As the Canadian population continues to age, there is an increase in the prevalence of multiple chronic illnesses within the aging population. These co-morbidities, in conjunction with sub-specialist prescribers, lead to patients taking many medications. The Canadian Institute of Health Information (CIHI) found that 1 in 4 adults over the age of 65 were prescribed 10 or more medications. Each year 12% of seniors taking 5 or more medicines will experience a side effect that requires medical attention. The leading cause of hospitalization is adverse drug reactions (ADR) due to individuals taking 5 or more medications at a time. Furthermore, Canadians spend $1.4 billion annually in healthcare costs to treat harmful effects resulting from ADS such as worsening health, preventable falls, hospitalization, and death. 

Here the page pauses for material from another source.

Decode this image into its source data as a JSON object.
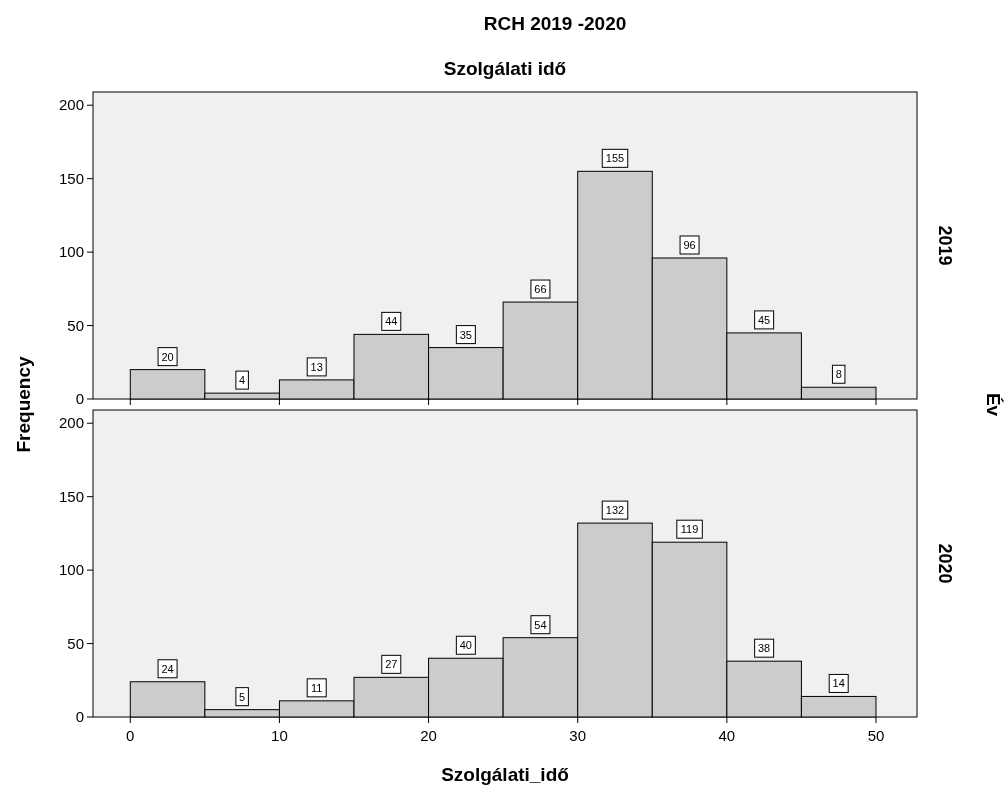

Noticing an opportunity in not only to improve patient outcomes but also decrease costs to the organization and greater system, Michael Garron Hospital (MGH) has started a Deprescribing Program. Deprescribing is defined as the planned and supervised process of dose reduction or stopping of medication that might be causing harm, or no longer be of benefit. In a short period of time, the initiatives in the program have become successful in improving patient outcomes and quality of care. 

The program started with a pilot targeting Inhaled Cortical Steroids (ICS). Due to the pilot’s success and positive feedback, MGH is continuing to expand deprescribing across the organization and has made it a priority by setting it as one of the Quality Improvement Programs (QIP) within the hospital.